Personal information
- Full name: Barry George Strange
- Date of birth: 13 May 1934
- Date of death: 24 June 2007 (aged 73)
- Position(s): Centre half back

Playing career^{1}
- Years: Club / Games (Goals)
- 1952–57, 1961–66: New Town/Glenorchy / 167
- 1958–60: Penguin / 045
- ^{1} Playing statistics correct to the end of 1966.

= Barry Strange =

Australian rules footballer

Barry George Strange (13 May 1934 – 24 June 2007) was an Australian rules footballer who played for New Town, later Glenorchy, in the Tasmanian Australian National Football League (TANFL). He is a member of the Tasmanian Football Hall of Fame after being inducted in 2005 and is a centre half back in Glenorchy's official 'Team of the Century'.

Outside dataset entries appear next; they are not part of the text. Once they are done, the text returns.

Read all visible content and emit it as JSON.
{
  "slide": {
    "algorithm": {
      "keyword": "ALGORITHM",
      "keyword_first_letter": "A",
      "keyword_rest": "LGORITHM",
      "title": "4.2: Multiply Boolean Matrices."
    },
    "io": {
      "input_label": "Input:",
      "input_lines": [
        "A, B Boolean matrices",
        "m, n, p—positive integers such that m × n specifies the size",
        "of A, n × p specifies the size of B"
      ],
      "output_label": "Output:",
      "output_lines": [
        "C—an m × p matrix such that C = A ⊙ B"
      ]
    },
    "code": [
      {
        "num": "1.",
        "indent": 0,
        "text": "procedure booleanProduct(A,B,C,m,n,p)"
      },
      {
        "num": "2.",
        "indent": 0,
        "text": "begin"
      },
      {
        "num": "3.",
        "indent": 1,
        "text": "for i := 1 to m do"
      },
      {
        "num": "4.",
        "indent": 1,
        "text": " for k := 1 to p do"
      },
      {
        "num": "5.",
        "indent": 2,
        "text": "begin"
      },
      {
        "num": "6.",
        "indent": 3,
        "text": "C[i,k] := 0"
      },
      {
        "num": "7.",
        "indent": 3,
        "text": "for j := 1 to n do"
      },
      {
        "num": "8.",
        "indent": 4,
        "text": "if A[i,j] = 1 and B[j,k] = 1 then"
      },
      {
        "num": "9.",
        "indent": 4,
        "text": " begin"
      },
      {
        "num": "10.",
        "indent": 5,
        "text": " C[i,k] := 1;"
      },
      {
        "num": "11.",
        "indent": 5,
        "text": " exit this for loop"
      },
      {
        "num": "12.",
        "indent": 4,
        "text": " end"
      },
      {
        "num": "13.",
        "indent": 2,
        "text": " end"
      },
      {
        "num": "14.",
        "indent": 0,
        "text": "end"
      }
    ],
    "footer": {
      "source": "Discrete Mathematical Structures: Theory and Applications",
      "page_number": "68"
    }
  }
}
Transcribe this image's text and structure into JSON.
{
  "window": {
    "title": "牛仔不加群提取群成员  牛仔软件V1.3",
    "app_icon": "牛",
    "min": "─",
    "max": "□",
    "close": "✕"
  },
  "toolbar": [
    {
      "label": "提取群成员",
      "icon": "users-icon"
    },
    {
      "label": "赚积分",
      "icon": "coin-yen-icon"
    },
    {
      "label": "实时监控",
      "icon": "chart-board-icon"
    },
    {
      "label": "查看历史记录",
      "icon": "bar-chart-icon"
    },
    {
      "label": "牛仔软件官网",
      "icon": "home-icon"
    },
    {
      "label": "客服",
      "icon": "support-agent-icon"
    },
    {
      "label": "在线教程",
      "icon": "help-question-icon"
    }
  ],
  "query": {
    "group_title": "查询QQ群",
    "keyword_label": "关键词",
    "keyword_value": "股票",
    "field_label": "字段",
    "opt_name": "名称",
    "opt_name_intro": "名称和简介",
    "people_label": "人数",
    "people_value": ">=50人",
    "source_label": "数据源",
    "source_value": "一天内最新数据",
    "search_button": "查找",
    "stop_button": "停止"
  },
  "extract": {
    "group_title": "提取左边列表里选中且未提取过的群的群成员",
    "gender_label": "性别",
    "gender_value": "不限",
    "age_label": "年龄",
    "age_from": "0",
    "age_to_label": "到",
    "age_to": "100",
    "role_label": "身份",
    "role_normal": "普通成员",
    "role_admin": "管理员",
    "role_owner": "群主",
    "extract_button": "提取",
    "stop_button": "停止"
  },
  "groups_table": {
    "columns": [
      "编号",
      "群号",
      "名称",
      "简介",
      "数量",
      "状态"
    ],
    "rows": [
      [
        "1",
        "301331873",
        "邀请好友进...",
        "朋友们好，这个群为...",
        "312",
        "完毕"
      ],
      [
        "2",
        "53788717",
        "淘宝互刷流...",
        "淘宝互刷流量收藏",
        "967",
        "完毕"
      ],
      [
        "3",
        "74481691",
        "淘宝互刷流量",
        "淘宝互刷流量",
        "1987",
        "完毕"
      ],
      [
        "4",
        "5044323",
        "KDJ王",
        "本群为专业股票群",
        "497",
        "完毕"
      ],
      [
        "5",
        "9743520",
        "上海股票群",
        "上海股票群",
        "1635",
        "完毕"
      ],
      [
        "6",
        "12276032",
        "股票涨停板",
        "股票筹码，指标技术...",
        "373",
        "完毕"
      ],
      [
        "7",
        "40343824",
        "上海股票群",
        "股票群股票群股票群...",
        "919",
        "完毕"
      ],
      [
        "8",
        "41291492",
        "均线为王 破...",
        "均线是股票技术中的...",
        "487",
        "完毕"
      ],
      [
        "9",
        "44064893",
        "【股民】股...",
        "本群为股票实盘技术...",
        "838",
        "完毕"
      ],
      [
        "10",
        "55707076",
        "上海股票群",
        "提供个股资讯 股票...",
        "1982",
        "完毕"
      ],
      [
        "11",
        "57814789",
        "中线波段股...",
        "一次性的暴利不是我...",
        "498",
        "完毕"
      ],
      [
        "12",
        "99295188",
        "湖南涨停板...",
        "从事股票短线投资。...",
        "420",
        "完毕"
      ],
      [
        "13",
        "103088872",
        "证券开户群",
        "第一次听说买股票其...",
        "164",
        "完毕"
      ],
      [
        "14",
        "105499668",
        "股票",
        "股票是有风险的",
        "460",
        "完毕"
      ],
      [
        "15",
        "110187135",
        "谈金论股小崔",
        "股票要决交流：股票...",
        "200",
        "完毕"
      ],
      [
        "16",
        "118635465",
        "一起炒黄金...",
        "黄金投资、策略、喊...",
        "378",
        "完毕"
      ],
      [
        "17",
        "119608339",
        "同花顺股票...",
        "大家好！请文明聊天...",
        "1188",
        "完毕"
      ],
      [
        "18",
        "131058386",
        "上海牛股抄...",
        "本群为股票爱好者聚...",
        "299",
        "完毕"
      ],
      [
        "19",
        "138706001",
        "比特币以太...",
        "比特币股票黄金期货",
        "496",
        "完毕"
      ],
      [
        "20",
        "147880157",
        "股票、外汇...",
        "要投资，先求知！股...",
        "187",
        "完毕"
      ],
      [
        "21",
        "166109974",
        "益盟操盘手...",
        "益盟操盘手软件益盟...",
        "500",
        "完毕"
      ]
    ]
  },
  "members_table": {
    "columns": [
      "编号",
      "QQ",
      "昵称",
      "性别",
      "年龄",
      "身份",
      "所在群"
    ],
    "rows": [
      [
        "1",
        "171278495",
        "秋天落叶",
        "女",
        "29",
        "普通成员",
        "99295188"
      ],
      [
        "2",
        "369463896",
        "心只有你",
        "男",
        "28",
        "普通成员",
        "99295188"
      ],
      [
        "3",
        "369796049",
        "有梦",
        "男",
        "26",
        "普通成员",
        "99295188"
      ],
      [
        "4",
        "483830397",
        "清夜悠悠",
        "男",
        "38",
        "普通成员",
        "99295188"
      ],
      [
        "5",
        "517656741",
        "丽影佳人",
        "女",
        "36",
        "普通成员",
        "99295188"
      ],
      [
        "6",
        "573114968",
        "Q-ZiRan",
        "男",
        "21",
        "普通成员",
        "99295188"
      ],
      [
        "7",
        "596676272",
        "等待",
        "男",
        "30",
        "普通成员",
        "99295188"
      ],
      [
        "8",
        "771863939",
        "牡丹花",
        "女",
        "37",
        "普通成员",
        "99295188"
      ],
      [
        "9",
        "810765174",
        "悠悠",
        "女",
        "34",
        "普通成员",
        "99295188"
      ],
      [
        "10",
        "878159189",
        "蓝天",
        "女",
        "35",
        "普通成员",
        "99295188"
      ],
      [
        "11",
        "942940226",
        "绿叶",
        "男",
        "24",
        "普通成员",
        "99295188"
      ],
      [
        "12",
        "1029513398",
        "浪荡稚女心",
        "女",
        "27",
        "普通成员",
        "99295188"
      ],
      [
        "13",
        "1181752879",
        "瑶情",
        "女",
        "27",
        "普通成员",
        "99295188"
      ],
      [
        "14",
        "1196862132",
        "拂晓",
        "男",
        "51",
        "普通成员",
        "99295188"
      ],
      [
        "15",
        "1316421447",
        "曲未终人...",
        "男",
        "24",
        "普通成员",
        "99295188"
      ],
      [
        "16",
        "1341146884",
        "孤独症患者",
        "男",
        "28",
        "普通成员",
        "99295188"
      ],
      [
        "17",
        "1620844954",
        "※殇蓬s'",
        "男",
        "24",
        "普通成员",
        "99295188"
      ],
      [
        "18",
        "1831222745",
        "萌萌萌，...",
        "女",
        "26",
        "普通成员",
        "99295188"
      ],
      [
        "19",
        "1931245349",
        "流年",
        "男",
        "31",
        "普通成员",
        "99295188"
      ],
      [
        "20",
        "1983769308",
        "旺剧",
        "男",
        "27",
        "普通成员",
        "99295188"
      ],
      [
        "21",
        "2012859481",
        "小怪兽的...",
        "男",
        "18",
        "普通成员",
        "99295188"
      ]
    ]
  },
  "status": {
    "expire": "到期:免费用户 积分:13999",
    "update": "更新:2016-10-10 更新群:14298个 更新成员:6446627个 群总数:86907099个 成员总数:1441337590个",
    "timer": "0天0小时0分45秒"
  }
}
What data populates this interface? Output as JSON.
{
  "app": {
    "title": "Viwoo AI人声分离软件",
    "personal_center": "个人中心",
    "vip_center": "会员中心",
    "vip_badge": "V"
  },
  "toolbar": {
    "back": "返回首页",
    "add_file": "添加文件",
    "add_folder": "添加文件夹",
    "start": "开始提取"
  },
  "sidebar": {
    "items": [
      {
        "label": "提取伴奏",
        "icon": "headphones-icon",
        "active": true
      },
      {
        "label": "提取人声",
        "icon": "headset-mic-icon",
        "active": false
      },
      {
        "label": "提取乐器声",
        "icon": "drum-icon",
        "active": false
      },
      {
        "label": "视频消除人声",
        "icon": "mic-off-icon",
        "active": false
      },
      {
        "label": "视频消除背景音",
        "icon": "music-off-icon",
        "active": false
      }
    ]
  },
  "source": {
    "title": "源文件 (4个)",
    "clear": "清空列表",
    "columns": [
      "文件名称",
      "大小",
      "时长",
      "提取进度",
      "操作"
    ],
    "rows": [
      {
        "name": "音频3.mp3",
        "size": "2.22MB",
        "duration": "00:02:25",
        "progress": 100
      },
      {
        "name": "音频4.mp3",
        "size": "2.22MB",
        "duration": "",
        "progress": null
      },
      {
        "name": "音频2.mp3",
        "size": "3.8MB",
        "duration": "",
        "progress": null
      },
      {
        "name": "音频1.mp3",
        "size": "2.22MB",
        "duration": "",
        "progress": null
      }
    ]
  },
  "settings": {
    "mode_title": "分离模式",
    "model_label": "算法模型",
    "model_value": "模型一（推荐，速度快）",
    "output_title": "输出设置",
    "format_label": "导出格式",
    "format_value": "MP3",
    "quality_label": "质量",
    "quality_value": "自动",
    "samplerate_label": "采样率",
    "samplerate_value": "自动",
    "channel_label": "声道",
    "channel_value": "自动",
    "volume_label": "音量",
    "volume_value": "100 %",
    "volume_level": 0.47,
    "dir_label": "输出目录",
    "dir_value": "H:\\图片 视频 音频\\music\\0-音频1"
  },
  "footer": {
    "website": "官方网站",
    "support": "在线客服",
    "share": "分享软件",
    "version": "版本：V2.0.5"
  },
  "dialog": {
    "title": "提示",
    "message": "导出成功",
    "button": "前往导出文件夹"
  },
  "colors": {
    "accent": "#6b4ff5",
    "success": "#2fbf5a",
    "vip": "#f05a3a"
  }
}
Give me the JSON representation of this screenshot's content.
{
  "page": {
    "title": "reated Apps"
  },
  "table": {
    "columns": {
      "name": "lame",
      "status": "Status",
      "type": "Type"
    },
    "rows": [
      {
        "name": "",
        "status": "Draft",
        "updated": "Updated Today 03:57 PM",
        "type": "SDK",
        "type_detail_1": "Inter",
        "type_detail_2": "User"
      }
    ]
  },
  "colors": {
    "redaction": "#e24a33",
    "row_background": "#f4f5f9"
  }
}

It was at centre half back that Strange played most of his football and he began his career at New Town in 1952. A dual Best and fairest winner, he was a member of New Town's 1953, 1955 and 1956 premiership sides before crossing to Penguin as captain-coach in 1958. Strange spent three seasons at the NWFU club then returned to New Town, who had been renamed Glenorchy, and played in another premiership in 1965. His final season was 1966.

Strange represented Tasmania in 10 interstate matches and was an All-Australian for his efforts at the 1956 Perth Carnival. He also participated in Tasmania's famous upset victory over the VFL at Launceston in 1960.